A última reunião da Comissão Executiva na clandestinidade
José Vitoriano
Pelas 22 horas do dia 23 de Abril já tinham chegado a minha casa (Rua das Laranjeiras, na Foz Velha – Porto) os outros membros do organismo que dirigia a actividade do Partido no País. Éramos quatro: Octávio Pato, membro do Secretariado e Joaquim Gomes, Fernando Blanqui Teixeira e eu, membros da Comissão Executiva.
Blanqui Teixeira tinha regressado ao País no final de 1973 e a sua participação no organismo possibilitou alguma redistribuição das tarefas.
Octávio Pato, para além da ligação aos outros membros do Secretariado que estavam fora do País, acompanhava a região do Norte e era responsável pelo Avante!, Joaquim Gomes acompanhava Lisboa e Blanqui Teixeira agarrou a região do Sul e eu deixei o Sul mas mantive o trabalho sindical, participava no colectivo do Avante! e acompanhava a tipografia de O Militante.

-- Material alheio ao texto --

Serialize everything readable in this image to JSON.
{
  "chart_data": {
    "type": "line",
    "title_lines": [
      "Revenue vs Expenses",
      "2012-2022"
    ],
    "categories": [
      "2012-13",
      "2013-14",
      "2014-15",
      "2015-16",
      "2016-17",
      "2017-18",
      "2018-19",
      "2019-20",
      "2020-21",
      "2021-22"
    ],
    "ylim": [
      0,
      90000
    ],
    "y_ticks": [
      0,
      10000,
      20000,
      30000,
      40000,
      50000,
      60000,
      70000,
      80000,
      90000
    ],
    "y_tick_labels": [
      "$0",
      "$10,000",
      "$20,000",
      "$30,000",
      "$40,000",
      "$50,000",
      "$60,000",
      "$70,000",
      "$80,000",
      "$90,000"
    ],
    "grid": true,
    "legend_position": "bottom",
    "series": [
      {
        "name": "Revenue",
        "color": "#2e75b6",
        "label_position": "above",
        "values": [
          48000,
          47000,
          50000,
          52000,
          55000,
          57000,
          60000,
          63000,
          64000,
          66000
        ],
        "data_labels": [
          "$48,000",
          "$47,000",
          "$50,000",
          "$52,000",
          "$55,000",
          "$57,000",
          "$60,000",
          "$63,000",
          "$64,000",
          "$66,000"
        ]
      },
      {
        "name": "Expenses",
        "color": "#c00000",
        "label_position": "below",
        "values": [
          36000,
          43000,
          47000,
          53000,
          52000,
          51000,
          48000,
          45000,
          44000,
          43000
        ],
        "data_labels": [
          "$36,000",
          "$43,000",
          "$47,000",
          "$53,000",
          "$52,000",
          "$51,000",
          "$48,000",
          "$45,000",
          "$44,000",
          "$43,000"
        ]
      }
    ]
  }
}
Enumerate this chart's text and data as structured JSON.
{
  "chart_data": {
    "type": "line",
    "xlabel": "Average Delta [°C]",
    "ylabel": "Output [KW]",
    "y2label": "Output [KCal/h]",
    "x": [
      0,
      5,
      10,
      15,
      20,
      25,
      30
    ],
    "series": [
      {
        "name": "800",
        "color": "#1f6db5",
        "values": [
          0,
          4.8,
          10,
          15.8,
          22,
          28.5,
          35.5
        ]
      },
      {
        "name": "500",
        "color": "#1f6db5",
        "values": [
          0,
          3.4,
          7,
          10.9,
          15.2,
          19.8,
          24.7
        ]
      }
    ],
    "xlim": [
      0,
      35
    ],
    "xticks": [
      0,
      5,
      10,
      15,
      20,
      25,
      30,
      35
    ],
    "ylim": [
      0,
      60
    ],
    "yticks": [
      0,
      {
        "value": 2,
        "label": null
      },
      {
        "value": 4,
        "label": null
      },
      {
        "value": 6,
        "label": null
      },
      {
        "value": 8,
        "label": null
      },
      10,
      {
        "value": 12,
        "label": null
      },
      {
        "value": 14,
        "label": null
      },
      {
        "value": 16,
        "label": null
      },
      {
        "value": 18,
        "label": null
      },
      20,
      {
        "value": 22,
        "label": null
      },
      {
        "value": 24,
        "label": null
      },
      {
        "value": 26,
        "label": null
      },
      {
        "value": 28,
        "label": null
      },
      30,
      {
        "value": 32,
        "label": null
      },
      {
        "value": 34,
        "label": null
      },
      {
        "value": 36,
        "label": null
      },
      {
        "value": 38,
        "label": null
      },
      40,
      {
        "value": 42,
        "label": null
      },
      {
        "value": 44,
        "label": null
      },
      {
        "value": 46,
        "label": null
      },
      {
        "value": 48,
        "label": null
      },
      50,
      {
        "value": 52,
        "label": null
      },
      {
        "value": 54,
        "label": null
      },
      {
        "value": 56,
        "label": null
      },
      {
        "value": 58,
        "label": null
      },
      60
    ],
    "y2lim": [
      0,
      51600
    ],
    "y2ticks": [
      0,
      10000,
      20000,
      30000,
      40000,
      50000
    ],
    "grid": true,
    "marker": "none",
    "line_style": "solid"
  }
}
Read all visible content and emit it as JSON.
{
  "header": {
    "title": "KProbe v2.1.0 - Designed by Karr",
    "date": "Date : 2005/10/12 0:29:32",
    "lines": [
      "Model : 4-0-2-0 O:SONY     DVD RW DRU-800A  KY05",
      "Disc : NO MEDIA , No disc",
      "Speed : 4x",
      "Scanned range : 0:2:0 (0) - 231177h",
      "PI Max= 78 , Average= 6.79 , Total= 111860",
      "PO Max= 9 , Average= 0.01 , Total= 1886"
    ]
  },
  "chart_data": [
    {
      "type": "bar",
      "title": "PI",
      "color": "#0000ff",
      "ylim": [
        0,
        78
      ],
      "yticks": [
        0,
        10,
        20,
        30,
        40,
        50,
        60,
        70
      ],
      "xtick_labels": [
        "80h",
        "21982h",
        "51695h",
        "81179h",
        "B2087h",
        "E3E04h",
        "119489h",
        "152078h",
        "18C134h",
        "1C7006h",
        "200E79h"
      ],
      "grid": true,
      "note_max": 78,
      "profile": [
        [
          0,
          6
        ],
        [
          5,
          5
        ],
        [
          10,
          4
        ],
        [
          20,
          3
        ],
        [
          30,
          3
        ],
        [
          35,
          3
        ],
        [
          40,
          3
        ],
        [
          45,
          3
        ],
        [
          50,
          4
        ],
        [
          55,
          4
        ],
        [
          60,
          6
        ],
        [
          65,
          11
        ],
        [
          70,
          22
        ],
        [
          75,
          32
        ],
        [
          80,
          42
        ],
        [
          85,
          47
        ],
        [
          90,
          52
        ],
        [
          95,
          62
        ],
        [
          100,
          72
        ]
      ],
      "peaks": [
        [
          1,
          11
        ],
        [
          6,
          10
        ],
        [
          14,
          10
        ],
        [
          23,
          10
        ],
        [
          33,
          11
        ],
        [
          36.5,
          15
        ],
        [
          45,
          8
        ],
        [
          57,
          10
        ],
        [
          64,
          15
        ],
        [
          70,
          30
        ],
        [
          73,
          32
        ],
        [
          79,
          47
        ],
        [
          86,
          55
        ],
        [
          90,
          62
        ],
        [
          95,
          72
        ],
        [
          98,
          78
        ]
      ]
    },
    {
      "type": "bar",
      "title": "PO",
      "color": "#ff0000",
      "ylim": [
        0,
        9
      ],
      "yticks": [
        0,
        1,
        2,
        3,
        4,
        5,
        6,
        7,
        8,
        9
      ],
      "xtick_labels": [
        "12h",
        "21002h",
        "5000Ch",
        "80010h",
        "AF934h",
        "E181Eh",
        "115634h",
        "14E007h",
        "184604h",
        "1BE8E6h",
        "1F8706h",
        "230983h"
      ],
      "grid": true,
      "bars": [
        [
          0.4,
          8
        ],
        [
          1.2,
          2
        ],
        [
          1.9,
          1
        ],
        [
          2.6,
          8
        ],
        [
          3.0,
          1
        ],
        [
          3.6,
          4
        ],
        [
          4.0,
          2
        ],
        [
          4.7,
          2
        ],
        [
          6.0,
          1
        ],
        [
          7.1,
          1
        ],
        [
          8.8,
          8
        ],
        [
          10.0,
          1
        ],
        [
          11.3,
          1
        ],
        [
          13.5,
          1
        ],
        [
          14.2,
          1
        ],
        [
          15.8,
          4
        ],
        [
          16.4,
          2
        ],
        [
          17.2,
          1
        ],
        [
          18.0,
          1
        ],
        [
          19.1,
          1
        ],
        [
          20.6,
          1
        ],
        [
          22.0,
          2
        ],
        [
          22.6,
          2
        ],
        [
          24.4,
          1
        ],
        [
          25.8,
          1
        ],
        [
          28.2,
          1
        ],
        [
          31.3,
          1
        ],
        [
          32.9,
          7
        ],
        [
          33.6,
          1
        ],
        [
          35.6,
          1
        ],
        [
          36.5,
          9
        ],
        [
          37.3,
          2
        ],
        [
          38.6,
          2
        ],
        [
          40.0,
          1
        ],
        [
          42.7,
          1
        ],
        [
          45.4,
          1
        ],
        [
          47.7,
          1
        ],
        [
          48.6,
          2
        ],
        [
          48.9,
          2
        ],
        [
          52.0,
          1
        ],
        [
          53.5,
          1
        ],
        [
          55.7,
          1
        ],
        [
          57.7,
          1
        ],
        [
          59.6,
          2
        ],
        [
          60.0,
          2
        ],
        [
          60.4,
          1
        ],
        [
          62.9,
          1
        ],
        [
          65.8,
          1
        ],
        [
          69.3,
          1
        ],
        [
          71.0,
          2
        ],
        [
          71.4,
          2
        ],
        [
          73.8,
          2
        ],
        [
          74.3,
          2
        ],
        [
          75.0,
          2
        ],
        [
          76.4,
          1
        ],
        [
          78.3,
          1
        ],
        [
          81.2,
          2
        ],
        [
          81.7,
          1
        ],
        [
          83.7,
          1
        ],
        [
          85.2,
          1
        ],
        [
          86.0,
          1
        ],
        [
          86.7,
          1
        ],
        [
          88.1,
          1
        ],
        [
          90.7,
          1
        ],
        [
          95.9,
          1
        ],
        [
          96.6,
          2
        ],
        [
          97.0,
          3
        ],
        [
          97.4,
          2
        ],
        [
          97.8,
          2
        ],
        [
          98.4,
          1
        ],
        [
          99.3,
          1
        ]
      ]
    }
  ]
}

No dia seguinte, 24 de Abril, começámos a nossa reunião. Não havia falta de assuntos a tratar. Ao mesmo tempo que o Governo de Marcelo Caetano mantinha a sua política repressiva em Portugal e de guerra nas colónias, o descontentamento aumentava por todo o País. As lutas dos trabalhadores eram intensas e localizadas em diferentes zonas e era muito importante conhecê-las bem e resolver algumas questões que elas levantavam. A movimentação política era muito diversa e obrigava a um acompanhamento cuidadoso. O descontentamento alargara-se a outros sectores e atingia também as Forças Armadas, especialmente o Exército.
Já o Avante! desse mês, o último clandestino, publicava um artigo, escrito pelo camarada Octávio Pato, cujo título era: "Aliar à luta antifascista os patriotas das forças armadas".
Há pouco mais de um mês houvera mesmo uma intentona militar, que se iniciara nas Caldas da Rainha mas que não contou com forças vindas de outros lados. Tinha sido mais um insucesso, que se juntou a muitos outros ao longo de muitos anos. Mas, além disso, havia ainda a informação de que uma nova iniciativa devia ter lugar, exactamente, no dia 24 de Abril.
O dia foi correndo, os problemas foram-se discutindo, as decisões necessá-rias foram sendo tomadas. O dia findou e de novo fomos dormir com a ideia de que “ainda não fora desta”.
Recomeçámos, no dia 25 de Abril, a discussão de novas questões. Entretanto, a minha companheira, a camarada Diamantina, saíra para fazer algumas compras e quando voltou disse-nos que a empregada de uma vizinha lhe tinha contado que a filha da vizinha, uma garota de 6 anos, tinha regressado a casa na carrinha que antes a tinha levado para a escola, porque, disse-nos, havia movimentação em Lisboa e também no Porto havia tropas na rua.
Ficámos alertados. Era necessário conhecer o que se passava. Tentou-se, primeiro, através da rádio, mas não se conseguia apanhar nada. No Porto estava tudo mudo, o que também era um sinal de acontecimentos importantes. Mais tarde, finalmente, apanharam-se algumas notícias. Davam a ideia da tomada de diversos pontos importantes em Lisboa, entre os quais a Emissora Nacional.
Ao conhecermos estas informações, foi natural pensar-se que, se as notícias fossem reais, o fascismo estava muito mal. Queria dizer que “desta vez”… tinha sido diferente.
O camarada Octávio Pato saiu para procurar conhecer melhor o que se passava e para tomar algumas medidas.
À noite a televisão já apresentou a Junta de Salvação Nacional, não completa porque faltava um dos representantes da Força Aérea.
O conhecimento que tínhamos dos membros da Junta era reduzido, mas era o suficiente para se ficar com a ideia que havia elementos politicamente positivos mas nem com todos isso sucedia. Era necessário conhecer muitas outras coisas e era, principalmente, indispensável que, cada um de nós, os que ainda estávamos, fosse para os respectivos sectores, para tomar as primeiras medidas ante uma situação nova de que era preciso conhecer bem os contornos. Foi isso o que fizemos.